GROMACS version: 2023.3 and 2023.2
GROMACS modification: No
Hello Gromacs community,
I am seeking help to enhance the performance of our local supercomputer.
I compared a 125 ns equilibration run on OSC (Ohio Supercomputer) versus our local supercomputer. The local supercomputer took 28 hours, whereas OSC only took 40 minutes for the same 125 ns equilibration run. I have attached the output files of both simulations for your reference.
I utilized all the CPUs from our local supercomputer (2 sockets times 24 cores times 2 threads = 96 CPUs), and 48 CPUs from OSC (2 sockets times 24 cores times 1 thread = 48 CPUs).

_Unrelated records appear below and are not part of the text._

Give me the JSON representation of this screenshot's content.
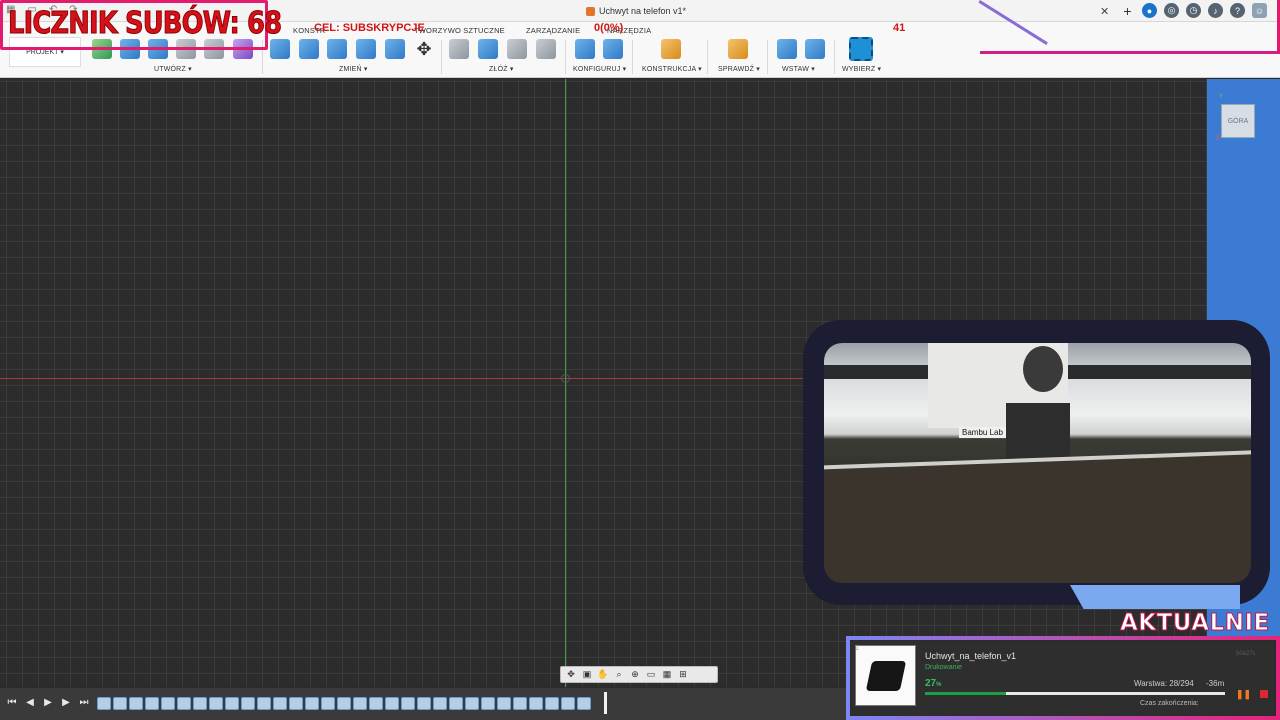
{
  "app": {
    "document_title": "Uchwyt na telefon v1*",
    "tabs": [
      "KONSTR",
      "TWORZYWO SZTUCZNE",
      "ZARZĄDZANIE",
      "NARZĘDZIA"
    ],
    "project_label": "PROJEKT",
    "group_labels": [
      "UTWÓRZ",
      "ZMIEŃ",
      "ZŁÓŻ",
      "KONFIGURUJ",
      "KONSTRUKCJA",
      "SPRAWDŹ",
      "WSTAW",
      "WYBIERZ"
    ],
    "viewcube_label": "GÓRA"
  },
  "overlay": {
    "sub_counter": "LICZNIK SUBÓW: 68",
    "goal_label": "CEL: SUBSKRYPCJE",
    "goal_value": "0(0%)",
    "goal_number": "41",
    "now_label": "AKTUALNIE"
  },
  "camera": {
    "brand": "Bambu Lab"
  },
  "print_job": {
    "index": "1",
    "name": "Uchwyt_na_telefon_v1",
    "status": "Drukowanie",
    "id_label": "50e27c",
    "percent": "27",
    "percent_unit": "%",
    "progress": 0.27,
    "layer": "Warstwa: 28/294",
    "eta": "-36m",
    "finish_label": "Czas zakończenia:",
    "pause_icon": "pause-icon",
    "stop_icon": "stop-icon"
  },
  "colors": {
    "accent_pink": "#e31b6d",
    "accent_red": "#cf1616",
    "progress_green": "#1d9f47"
  }
}
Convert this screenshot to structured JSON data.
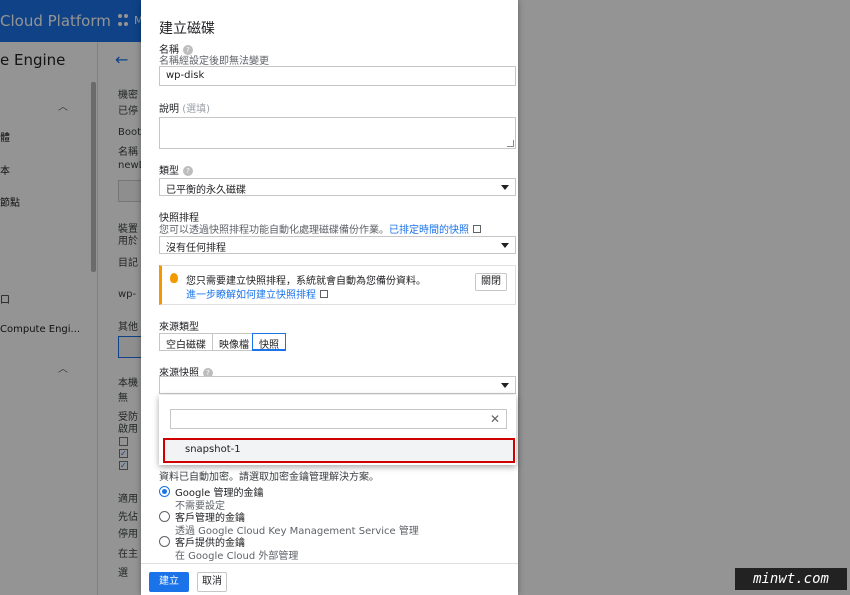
{
  "background": {
    "brand": "Cloud Platform",
    "project_short": "M",
    "section_title": "e Engine",
    "sidebar_items": [
      "體",
      "本",
      "節點",
      "口",
      "Compute Engi..."
    ],
    "main_texts": [
      "機密",
      "已停",
      "Boot",
      "名稱",
      "newD",
      "裝置",
      "用於",
      "目記",
      "wp-",
      "其他",
      "本機",
      "無",
      "受防",
      "啟用",
      "適用",
      "先佔",
      "停用",
      "在主",
      "選"
    ]
  },
  "dialog": {
    "title": "建立磁碟",
    "name_label": "名稱",
    "name_hint": "名稱經設定後即無法變更",
    "name_value": "wp-disk",
    "desc_label": "說明",
    "desc_optional": "(選填)",
    "type_label": "類型",
    "type_value": "已平衡的永久磁碟",
    "schedule_label": "快照排程",
    "schedule_hint": "您可以透過快照排程功能自動化處理磁碟備份作業。",
    "schedule_link": "已排定時間的快照",
    "schedule_value": "沒有任何排程",
    "info_text": "您只需要建立快照排程，系統就會自動為您備份資料。",
    "info_link": "進一步瞭解如何建立快照排程",
    "info_close": "關閉",
    "source_type_label": "來源類型",
    "source_types": [
      "空白磁碟",
      "映像檔",
      "快照"
    ],
    "source_snapshot_label": "來源快照",
    "search_value": "",
    "snapshot_option": "snapshot-1",
    "encryption_text": "資料已自動加密。請選取加密金鑰管理解決方案。",
    "radio1_label": "Google 管理的金鑰",
    "radio1_sub": "不需要設定",
    "radio2_label": "客戶管理的金鑰",
    "radio2_sub": "透過 Google Cloud Key Management Service 管理",
    "radio3_label": "客戶提供的金鑰",
    "radio3_sub": "在 Google Cloud 外部管理",
    "create_button": "建立",
    "cancel_button": "取消"
  },
  "watermark": "minwt.com"
}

Please see below for the CPU comparison.
I believe the production run will take a significantly longer time, as indicated by the comparison between OSC and the local supercomputer. Therefore, it needs to be addressed before we proceed with the production run. Could you please provide your ideas on how to deal with this issue.
The attempt I will do to fix
-
Use one thread instead of 2 threads to see if it is causing problem.
-
Manually change the domain decomposition, as suggested in line 2923 of the local supercomputer output file.
step6.1_equilibration_test_GPU_server.log (135.0 KB)
step6.1_equilibration_test_OSC.log (119.4 KB)Local GPU server OSC
±----------------------±-----------------------±--------------------------+
| | AMD EPYC 7352 | Intel Xeon Platinum 8268
±----------------------±-----------------------±--------------------------+
| Cores | 24 | 24
| Threads | 48 (SMT) | 48 (Hyper-Threading)
| Base Clock Speed | 2.3 GHz | 2.9 GHz
| L3 Cache | 16 MB | Varies
| Architecture | Zen 2 | Cascade Lake
| Socket | SP3 (PCIe 4.0) | FCLGA3647 (PCIe 3.0)
| PCIe Support | PCIe 4.0 | PCIe 3.0
| TDP | Not specified | Not specified
| Virtualization | AMD-V | VT-x, VT-d
| Manufacturer | AMD | Intel
±----------------------±-----------------------±--------------------------+